1. Using Google Maps, estimate the distance between Blenheim Palace and where you are now.
2. Assume that on your way there you are driving 30 mph the entire way, and sadly, on the way back traffic is crawling and you are driving 10 mph the same entire way. What is the arithmetic mean of your speed across this entire trip?
3. It, of course, is incorrect. Why? How can we apply the arithmetic mean correctly? Consider a weighted arithmetic mean approach, taking account into how much time it takes both ways.
4. Now we will try using the harmonic mean instead:
```
speeds <- c(30,10)
h <- length(speeds)/sum(speeds^(-1))
print(h)
```
5. Et voilà! What is the relationship between the weighted arithmetic mean and the harmonic mean?

R has some built-in data sets that are useful for practice. We will practice drawing boxplot and computing interquartile range with one of those.

mtcars is a built-in data set and has many interesting measurements. Use ?mtcars to understand how this data set is generated.

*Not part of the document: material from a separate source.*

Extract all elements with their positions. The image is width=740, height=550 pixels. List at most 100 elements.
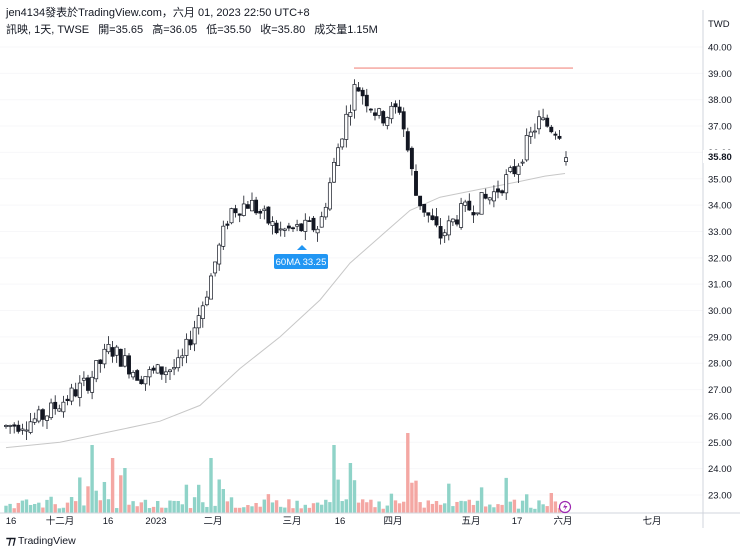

1. We are interested in how miles per gallon (mpg) are different with groups of different number of cylinders (cyl). A simple boxplot can be built using:
```
boxplot(mpg ~ cyl, data = mtcars, main="Car Milage Data",
   xlab="Number of Cylinders", ylab="Miles Per Gallon")
```
2. cyl is treated as categorical variable here. Why?
3. summary(mtcars$cyl) gives the interquartile range. But it is not what we want, we want the interquartile range for each group. From what you have learned from subsetting and indexing, compute the IQRs for all three groups.